Alarmed by the large numbers of Walkerton residents falling sick, Dr. Murray McQuigge, the Walkerton-area health commissioner, on May 21 issued his own order to Walkerton residents to boil their water. This was two days before Koebel finally admitted that the town's water supply was contaminated.
Dr. McQuigge has said publicly that the PUC manager's tardiness in informing him and the public of the e-coli outbreak may have played a role in at least some of the seven deaths. At the same time, Dr. McQuigge has insisted that responsibility for the breakdown also lies with the provincial government. Ontario's water purification system has been “a disaster waiting to happen since 1996,” he explained.

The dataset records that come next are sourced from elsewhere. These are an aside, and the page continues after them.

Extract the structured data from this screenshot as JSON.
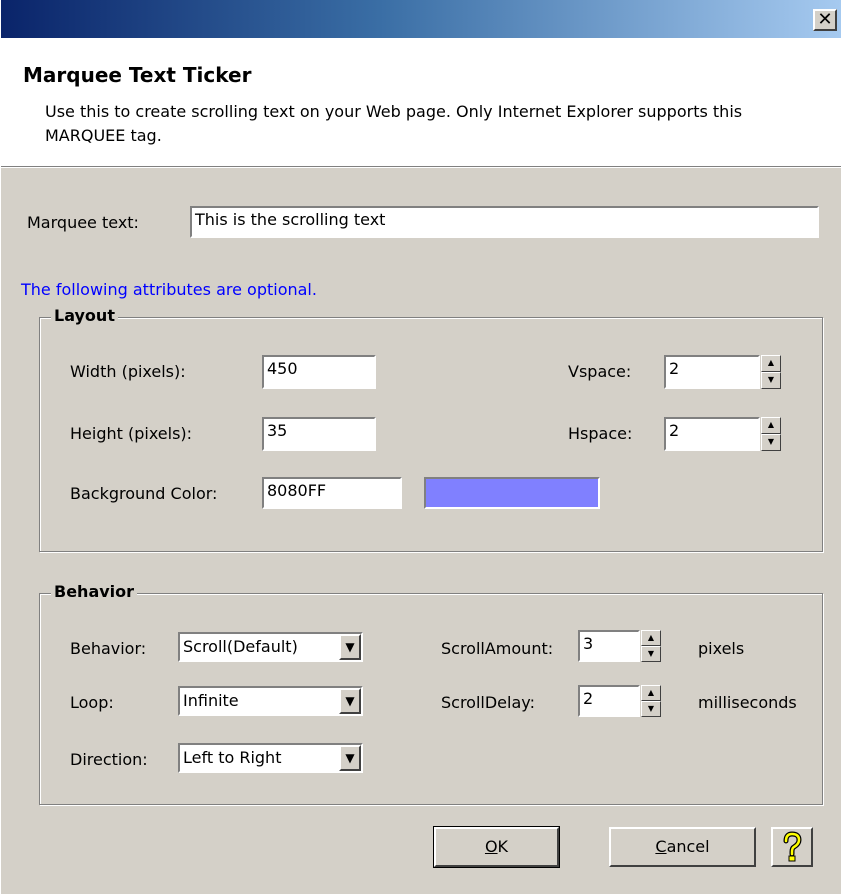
{
  "window": {
    "close_glyph": "✕"
  },
  "header": {
    "title": "Marquee Text Ticker",
    "description": "Use this to create scrolling text on your Web page.  Only Internet Explorer supports this MARQUEE tag."
  },
  "marquee_text": {
    "label": "Marquee text:",
    "value": "This is the scrolling text"
  },
  "optional_note": "The following attributes are optional.",
  "layout": {
    "group_title": "Layout",
    "width": {
      "label": "Width (pixels):",
      "value": "450"
    },
    "height": {
      "label": "Height (pixels):",
      "value": "35"
    },
    "vspace": {
      "label": "Vspace:",
      "value": "2"
    },
    "hspace": {
      "label": "Hspace:",
      "value": "2"
    },
    "background": {
      "label": "Background Color:",
      "value": "8080FF",
      "swatch_color": "#8080FF"
    }
  },
  "behavior": {
    "group_title": "Behavior",
    "behavior": {
      "label": "Behavior:",
      "selected": "Scroll(Default)"
    },
    "loop": {
      "label": "Loop:",
      "selected": "Infinite"
    },
    "direction": {
      "label": "Direction:",
      "selected": "Left to Right"
    },
    "scroll_amount": {
      "label": "ScrollAmount:",
      "value": "3",
      "unit": "pixels"
    },
    "scroll_delay": {
      "label": "ScrollDelay:",
      "value": "2",
      "unit": "milliseconds"
    }
  },
  "buttons": {
    "ok_mnemonic": "O",
    "ok_rest": "K",
    "cancel_mnemonic": "C",
    "cancel_rest": "ancel",
    "help_icon": "question-mark"
  },
  "colors": {
    "note_text": "#0000FF",
    "dialog_bg": "#D4D0C8"
  }
}
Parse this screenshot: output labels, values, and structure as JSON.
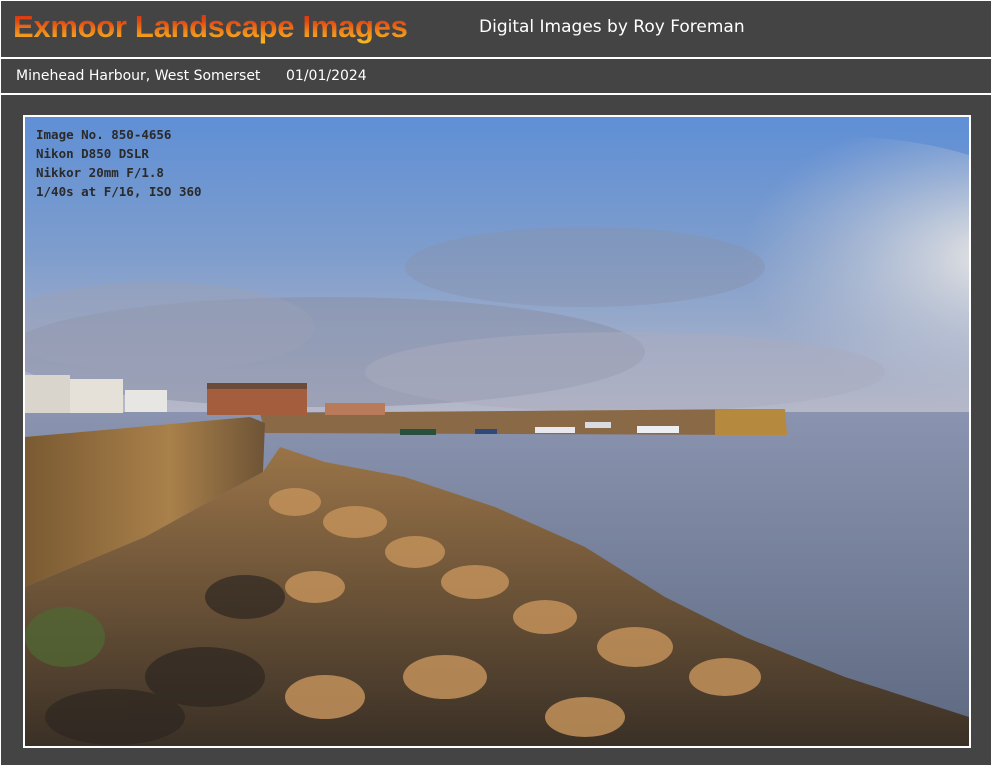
{
  "header": {
    "site_title": "Exmoor Landscape Images",
    "subtitle": "Digital Images by Roy Foreman"
  },
  "caption": {
    "location": "Minehead Harbour, West Somerset",
    "date": "01/01/2024"
  },
  "photo": {
    "exif": {
      "image_no": "Image No. 850-4656",
      "camera": "Nikon D850 DSLR",
      "lens": "Nikkor 20mm F/1.8",
      "exposure": "1/40s at F/16, ISO 360"
    }
  },
  "colors": {
    "panel_background": "#444444",
    "title_gradient_top": "#d42a10",
    "title_gradient_bottom": "#f7c322",
    "text": "#ffffff"
  }
}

In a back-handed admission of its own responsibility, the Harris government on May 29 announced plans to introduce legislation tightening regulation of Ontario's water system and the private testing of drinking water. Henceforth, all local water systems will have to be recertified by the Ministry every three years, private labs will have to inform the Ministry of problematic results, and water-testing labs will have to be accredited. But the government has said nothing about committing additional funds or resources to the monitoring of Ontario's drinking water. Says McQuigge, “You just can't announce something like that and not have adequate staff to do it.”
Premier Harris has pledged that his government will ferret out the truth about what happened in Walkerton, noting that the e-coli outbreak is currently under investigation by the Ontario Provincial Police, the Ministry of the Environment, and a committee of the provincial legislature, and will also be the subject of a coroner's inquest. But the Tory Premier has already exempted his own government from blame, declaring that there is no causal relationship between the gutting of the Ministry of the Environment and the deaths in Walkerton.
Harris has, moreover, publicly reaffirmed his support for privatizing environmental regulation. Taking his cue from Conrad Black's National Post, Harris argued May 30 that while “human error” appears to have occurred in public institutions—i.e., the downsized Ontario Ministry of the Environment and the tiny Walkerton PUC—the private sector, including the lab that chose not to inform provincial or local authorities of the e-coli outbreak—performed admirably. “It looks to us,” declared the Premier, “that the private sector labs reported very efficiently, effectively, and have done the job they were supposed to do.”